At the Ohio School for the Deaf

What must be hundreds of sparrows
race their flickering black shadows

across the wide white lawn,
a silent movie playing on the snow,

fast-forwarded, but what I call
silent isn’t. I can hear myself

breathing, swallowing.
The sometimes click of my jaw.

What must be hundreds of quiets
live here, some like a switch thrown

to nothing, some a wind-in-the-trees
whoosh, some like a fluttering

of wings projected on snow.
And look, if I tilt my wrist,

my watchface noiselessly busies
a tiny moon wherever I point it.

Ohio Cento

Today, summer is slang
a psalmist might have written. I cup in my hands

an idea of an idea
bordered by cornflowers and Queen Anne’s lace.   

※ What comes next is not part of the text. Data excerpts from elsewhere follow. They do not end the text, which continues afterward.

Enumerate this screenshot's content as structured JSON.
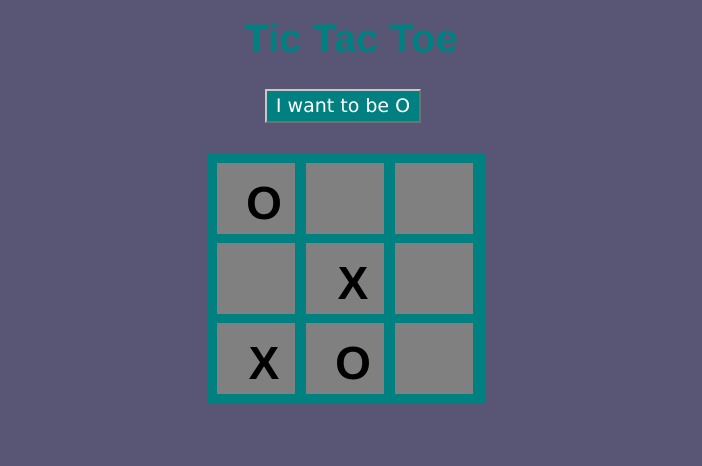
{
  "title": "Tic Tac Toe",
  "choose_button": {
    "label": "I want to be O"
  },
  "board": {
    "cells": [
      {
        "row": 1,
        "col": 1,
        "mark": "O"
      },
      {
        "row": 1,
        "col": 2,
        "mark": ""
      },
      {
        "row": 1,
        "col": 3,
        "mark": ""
      },
      {
        "row": 2,
        "col": 1,
        "mark": ""
      },
      {
        "row": 2,
        "col": 2,
        "mark": "X"
      },
      {
        "row": 2,
        "col": 3,
        "mark": ""
      },
      {
        "row": 3,
        "col": 1,
        "mark": "X"
      },
      {
        "row": 3,
        "col": 2,
        "mark": "O"
      },
      {
        "row": 3,
        "col": 3,
        "mark": ""
      }
    ]
  },
  "colors": {
    "background": "#585674",
    "accent": "#008080",
    "cell": "#808080",
    "mark": "#000000",
    "button_text": "#ffffff"
  }
}
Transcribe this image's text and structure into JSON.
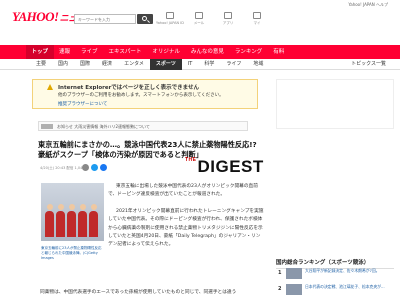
{
  "header": {
    "top_links": "Yahoo! JAPAN ヘルプ",
    "logo": "YAHOO!",
    "logo_sub": "ニュース",
    "search_placeholder": "キーワードを入力",
    "icons": [
      {
        "name": "Yahoo! JAPAN ID",
        "icon": "id-icon"
      },
      {
        "name": "メール",
        "icon": "mail-icon"
      },
      {
        "name": "アプリ",
        "icon": "app-icon"
      },
      {
        "name": "マイ",
        "icon": "my-icon"
      }
    ]
  },
  "nav": {
    "items": [
      "トップ",
      "速報",
      "ライブ",
      "エキスパート",
      "オリジナル",
      "みんなの意見",
      "ランキング",
      "有料"
    ],
    "active_index": 0
  },
  "subnav": {
    "items": [
      "主要",
      "国内",
      "国際",
      "経済",
      "エンタメ",
      "スポーツ",
      "IT",
      "科学",
      "ライフ",
      "地域"
    ],
    "active_index": 5,
    "more": "トピックス一覧"
  },
  "ie_notice": {
    "title": "Internet Explorerではページを正しく表示できません",
    "body": "他のブラウザーのご利用をお勧めします。スマートフォンから表示してください。",
    "link": "推奨ブラウザーについて"
  },
  "site_notice": {
    "text": "お知らせ 大雨災害情報 海外ハリ2速報態勢について"
  },
  "article": {
    "headline": "東京五輪前にまさかの…。競泳中国代表23人に禁止薬物陽性反応!?\n豪紙がスクープ「検体の汚染が原因であると判断」",
    "meta": "4/20(土) 20:43 配信",
    "comment_count": "1,046",
    "source_logo_prefix": "THE",
    "source_logo": "DIGEST",
    "photo_caption": "東京五輪前に23人が禁止薬物陽性反応と報じられた中国競泳陣。(C)Getty Images",
    "paragraphs": [
      "東京五輪に出場した競泳中国代表の23人がオリンピック開幕の直前で、ドーピング違反検査が出ていたことが報道された。",
      "2021年オリンピック開幕直前に行われたトレーニングキャンプを実施していた中国代表。その際にドーピング検査が行われ、保護されたボ検体から心臓病薬の製剤に使用される禁止薬物トリメタジジンに陽性反応を示していたと英国4月20日、豪紙「Daily Telegraph」のジャリアン・リンデン記者によって伝えられた。"
    ],
    "bottom_line": "同薬物は、中国代表選手のエースであった孫楊が使用していたものと同じで、同選手とは違う"
  },
  "ranking": {
    "title": "国内総合ランキング（スポーツ競泳）",
    "items": [
      {
        "rank": "1",
        "text": "大谷翔平が新記録決定、佐々木朗希が7回。"
      },
      {
        "rank": "2",
        "text": "日本代表の決定戦、池江璃花子、松本克央が…"
      }
    ]
  },
  "colors": {
    "brand": "#ff0033",
    "nav_active": "#d5002b",
    "link": "#1a5da3",
    "warning_bg": "#fffbe6"
  }
}
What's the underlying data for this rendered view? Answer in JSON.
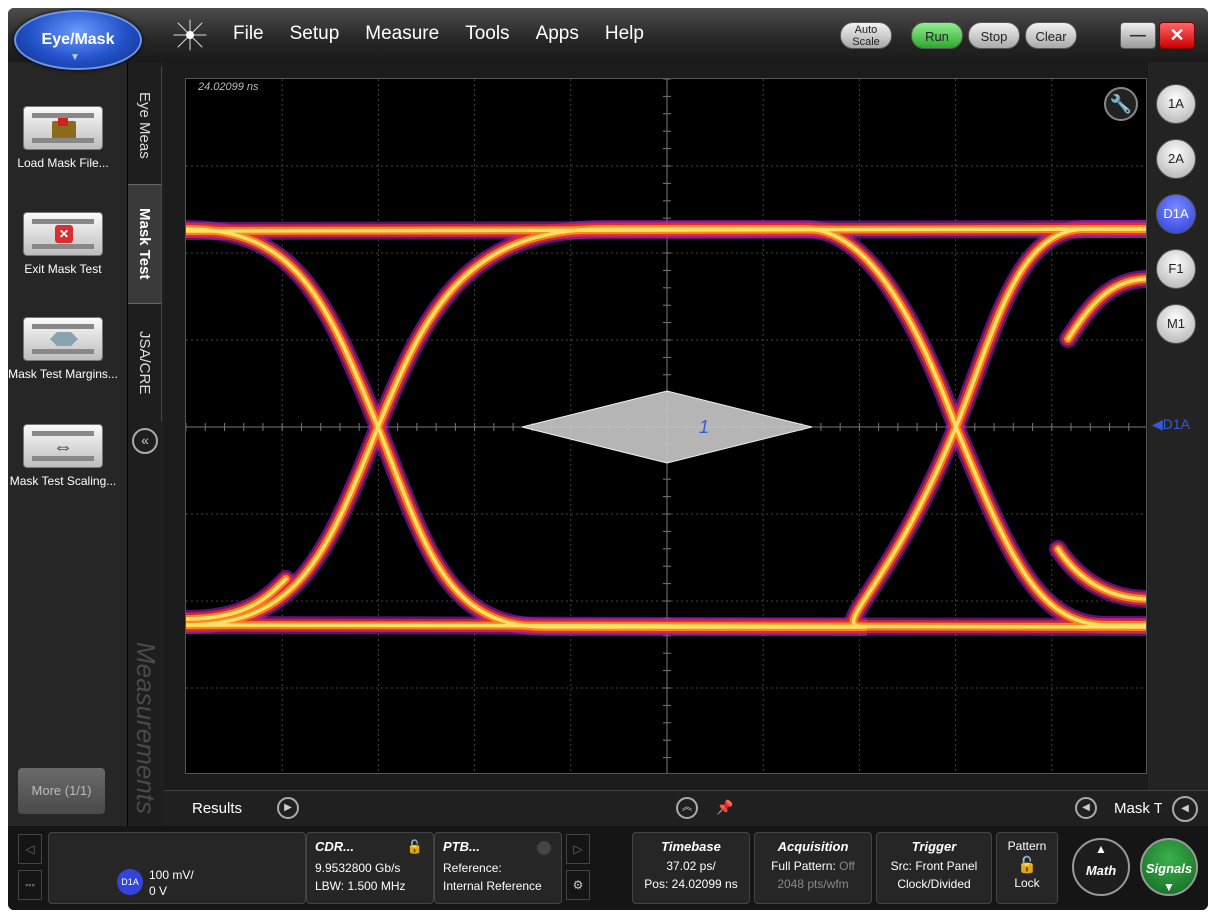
{
  "app": {
    "mode_button": "Eye/Mask",
    "menu": [
      "File",
      "Setup",
      "Measure",
      "Tools",
      "Apps",
      "Help"
    ],
    "controls": {
      "auto_scale": "Auto Scale",
      "run": "Run",
      "stop": "Stop",
      "clear": "Clear"
    },
    "colors": {
      "run_green": "#2ea82e",
      "close_red": "#cc0000",
      "trace_core": "#ffdd55",
      "trace_edge": "#cc33cc",
      "mask_fill": "#bfbfbf",
      "channel_active": "#2a3ad8"
    }
  },
  "left_panel": {
    "items": [
      {
        "label": "Load Mask File...",
        "icon": "folder-icon"
      },
      {
        "label": "Exit Mask Test",
        "icon": "exit-x-icon"
      },
      {
        "label": "Mask Test Margins...",
        "icon": "hexagon-mask-icon"
      },
      {
        "label": "Mask Test Scaling...",
        "icon": "scale-arrows-icon"
      }
    ],
    "more": "More (1/1)",
    "tabs": [
      "Eye Meas",
      "Mask Test",
      "JSA/CRE"
    ],
    "active_tab": "Mask Test",
    "watermark": "Measurements"
  },
  "display": {
    "timestamp": "24.02099 ns",
    "mask_label": "1",
    "channel_marker": "D1A"
  },
  "channels": [
    "1A",
    "2A",
    "D1A",
    "F1",
    "M1"
  ],
  "active_channel": "D1A",
  "results_bar": {
    "label": "Results",
    "right_label": "Mask Test"
  },
  "status": {
    "channel": {
      "badge": "D1A",
      "scale": "100 mV/",
      "offset": "0 V"
    },
    "cdr": {
      "title": "CDR...",
      "rate": "9.9532800 Gb/s",
      "lbw": "LBW: 1.500 MHz"
    },
    "ptb": {
      "title": "PTB...",
      "line1": "Reference:",
      "line2": "Internal Reference"
    },
    "timebase": {
      "title": "Timebase",
      "scale": "37.02 ps/",
      "pos": "Pos: 24.02099 ns"
    },
    "acquisition": {
      "title": "Acquisition",
      "mode": "Full Pattern: ",
      "mode_state": "Off",
      "pts": "2048 pts/wfm"
    },
    "trigger": {
      "title": "Trigger",
      "src_label": "Src: ",
      "src": "Front Panel",
      "line2": "Clock/Divided"
    },
    "pattern": {
      "title": "Pattern",
      "lock": "Lock"
    },
    "math": "Math",
    "signals": "Signals"
  }
}
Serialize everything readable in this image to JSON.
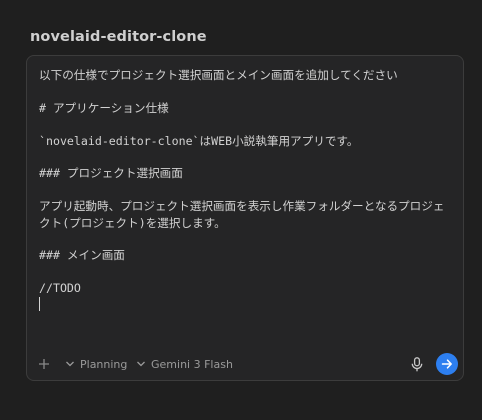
{
  "panel": {
    "title": "novelaid-editor-clone"
  },
  "prompt": {
    "text": "以下の仕様でプロジェクト選択画面とメイン画面を追加してください\n\n# アプリケーション仕様\n\n`novelaid-editor-clone`はWEB小説執筆用アプリです。\n\n### プロジェクト選択画面\n\nアプリ起動時、プロジェクト選択画面を表示し作業フォルダーとなるプロジェクト(プロジェクト)を選択します。\n\n### メイン画面\n\n//TODO\n"
  },
  "toolbar": {
    "add_icon": "plus-icon",
    "mode_label": "Planning",
    "mode_icon": "chevron-down-icon",
    "model_label": "Gemini 3 Flash",
    "model_icon": "chevron-down-icon",
    "mic_icon": "microphone-icon",
    "send_icon": "arrow-right-icon"
  },
  "colors": {
    "background": "#1f1f1f",
    "panel": "#252526",
    "border": "#3c3c3c",
    "text": "#d2d2d2",
    "muted": "#9a9a9a",
    "accent": "#2d7ff0"
  }
}
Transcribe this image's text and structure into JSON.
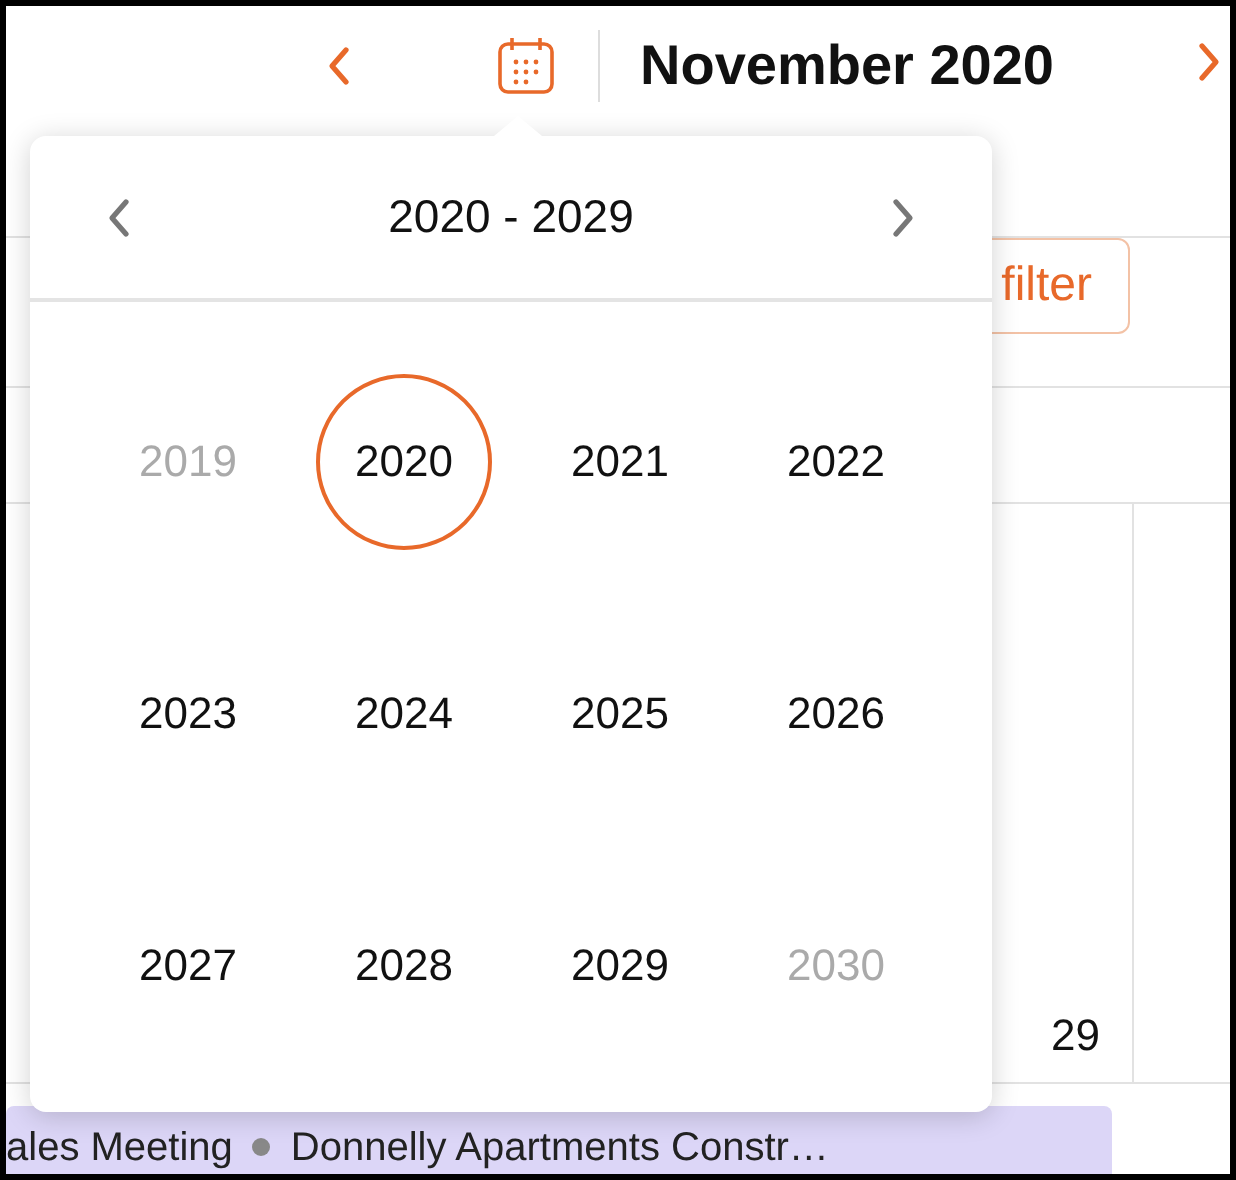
{
  "header": {
    "title": "November 2020"
  },
  "toolbar": {
    "filter_button": "filter"
  },
  "calendar": {
    "day_number": "29",
    "events": [
      "ales Meeting",
      "Donnelly Apartments Constr…"
    ]
  },
  "year_picker": {
    "range": "2020 - 2029",
    "years": [
      {
        "label": "2019",
        "selected": false,
        "disabled": true
      },
      {
        "label": "2020",
        "selected": true,
        "disabled": false
      },
      {
        "label": "2021",
        "selected": false,
        "disabled": false
      },
      {
        "label": "2022",
        "selected": false,
        "disabled": false
      },
      {
        "label": "2023",
        "selected": false,
        "disabled": false
      },
      {
        "label": "2024",
        "selected": false,
        "disabled": false
      },
      {
        "label": "2025",
        "selected": false,
        "disabled": false
      },
      {
        "label": "2026",
        "selected": false,
        "disabled": false
      },
      {
        "label": "2027",
        "selected": false,
        "disabled": false
      },
      {
        "label": "2028",
        "selected": false,
        "disabled": false
      },
      {
        "label": "2029",
        "selected": false,
        "disabled": false
      },
      {
        "label": "2030",
        "selected": false,
        "disabled": true
      }
    ]
  }
}
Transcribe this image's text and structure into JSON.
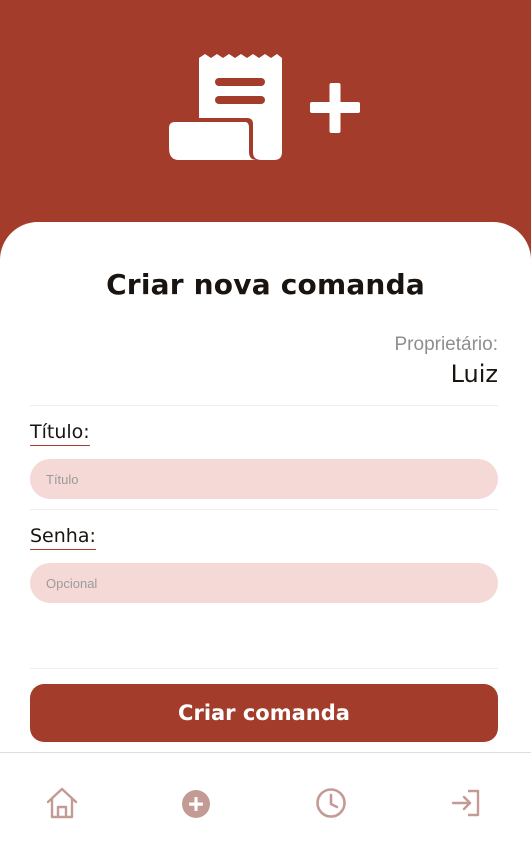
{
  "colors": {
    "brand": "#a43c2b",
    "input_background": "#f5d9d6",
    "nav_icon": "#c49a95",
    "muted_text": "#8e8e8e"
  },
  "header": {
    "icon": "receipt-add-icon"
  },
  "page": {
    "title": "Criar nova comanda"
  },
  "owner": {
    "label": "Proprietário:",
    "name": "Luiz"
  },
  "form": {
    "title_field": {
      "label": "Título:",
      "placeholder": "Título",
      "value": ""
    },
    "password_field": {
      "label": "Senha:",
      "placeholder": "Opcional",
      "value": ""
    },
    "submit_label": "Criar comanda"
  },
  "bottom_nav": {
    "items": [
      {
        "icon": "home-icon"
      },
      {
        "icon": "add-circle-icon",
        "active": true
      },
      {
        "icon": "clock-icon"
      },
      {
        "icon": "logout-icon"
      }
    ]
  }
}
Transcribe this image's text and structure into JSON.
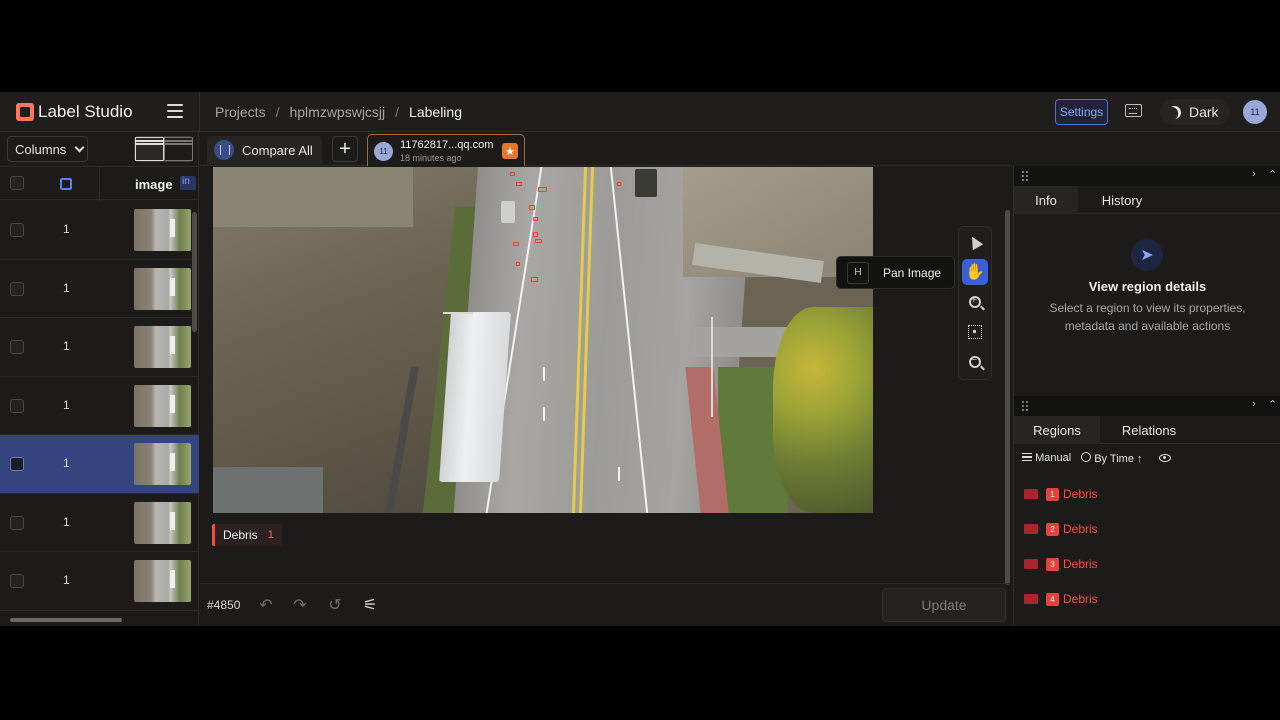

I wonder what this means. I rise into adult air—
the incredible bigness of, you know, all that sky

wealthy with rustling leaves
all over Ohio, gathering a reflection. Of what? Listen.

You hear that bird? Cardinal. Calling his wife
for something to happen. Nothing happens.

Life is funny but not.
The worst things are all true; I have been the girl,

a bird almost⎯of almost bird alarms, 
and then again, and again, and then was gone.